Dunia sedang runtuh. Itu telah terbelah menjadi dua. Awalnya dia mengira itu karena dia tidak bisa memfokuskan matanya, tapi segera menjadi jelas bahwa dia melihat dengan baik.
“Kamu bilang kamu tidak terkalahkan selama Cavern Quest masih ada, kan? Jadi saya mencoba memotong semuanya menjadi dua.” Dia mengatakan yang sebenarnya. Setiap saluran Cavern Quest telah terbelah menjadi dua. “Tapi kamu masih hidup. Apakah kamu berbohong padaku?”
“Tidak bohong… Saya hanya tidak menceritakan keseluruhan ceritanya. Saya adalah Game Master… Saya tidak terkalahkan…selama dunia game masih ada.”

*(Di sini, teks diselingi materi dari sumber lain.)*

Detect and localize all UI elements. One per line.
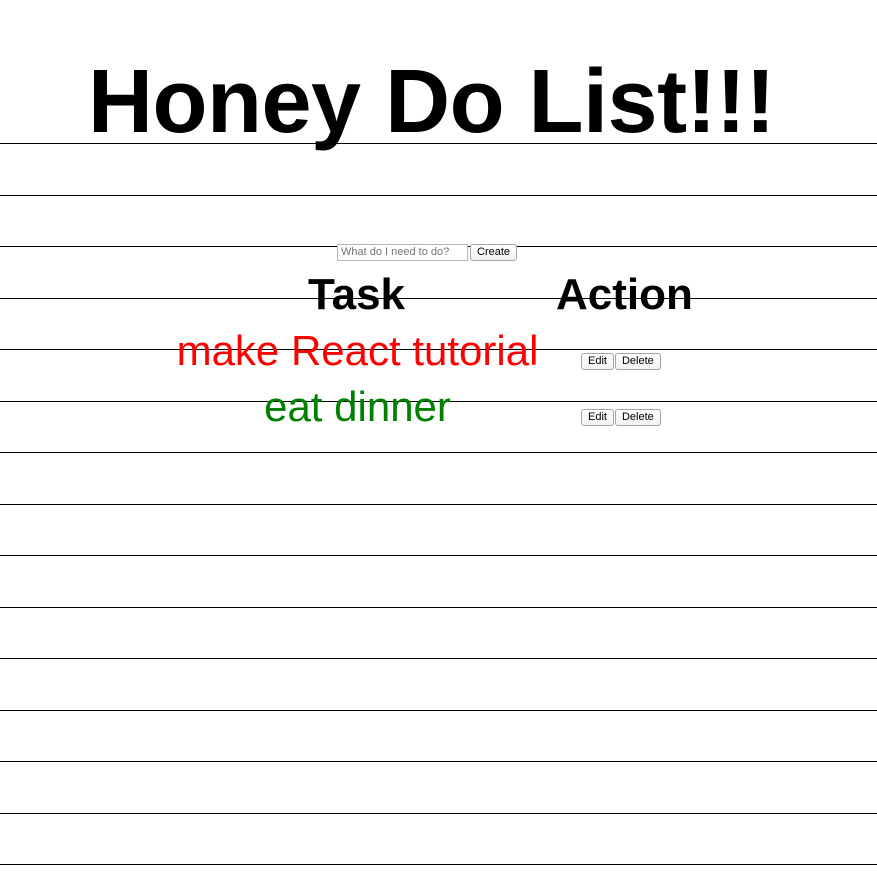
ruled-line xyxy=(0,607,877,608)
action-column-header: Action xyxy=(556,270,693,319)
edit-button[interactable]: Edit xyxy=(581,409,614,426)
ruled-line xyxy=(0,710,877,711)
ruled-line xyxy=(0,555,877,556)
ruled-line xyxy=(0,504,877,505)
ruled-line xyxy=(0,864,877,865)
task-column-header: Task xyxy=(308,270,406,319)
task-input[interactable] xyxy=(337,243,468,261)
edit-button[interactable]: Edit xyxy=(581,353,614,370)
row-actions: Edit Delete xyxy=(581,353,662,370)
task-row: make React tutorial Edit Delete xyxy=(0,326,877,376)
page-title: Honey Do List!!! xyxy=(88,52,775,152)
create-button[interactable]: Create xyxy=(470,243,518,261)
task-row: eat dinner Edit Delete xyxy=(0,382,877,432)
ruled-line xyxy=(0,195,877,196)
ruled-line xyxy=(0,298,877,299)
ruled-line xyxy=(0,813,877,814)
row-actions: Edit Delete xyxy=(581,409,662,426)
ruled-line xyxy=(0,452,877,453)
task-text: make React tutorial xyxy=(176,327,539,374)
ruled-line xyxy=(0,658,877,659)
create-task-form: Create xyxy=(337,243,518,261)
ruled-line xyxy=(0,761,877,762)
task-text: eat dinner xyxy=(264,383,451,430)
delete-button[interactable]: Delete xyxy=(614,353,661,370)
delete-button[interactable]: Delete xyxy=(614,409,661,426)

“Ah, aku mengerti. Jadi ada lebih banyak permainan daripada sekadar Cavern Quest.”
Sementara pertempuran di langit, Empat Kerajaan, sedang berlangsung, Van bekerja keras mengembangkan Cavern Quest. Ketika Four Kingdoms berakhir, dia mengalihkan perhatiannya terutama ke Cavern Quest, tapi tentu saja juga mulai mengembangkan game lain.
Namun, saat ini, sembilan puluh persen sumber daya yang tersedia baginya terikat dalam Cavern Quest. Dengan demikian, kehancuran game secara keseluruhan masih menimbulkan kerusakan yang signifikan padanya. Dengan hanya sepersepuluh dari kekuatannya yang tersisa, Van berada di ambang kematian.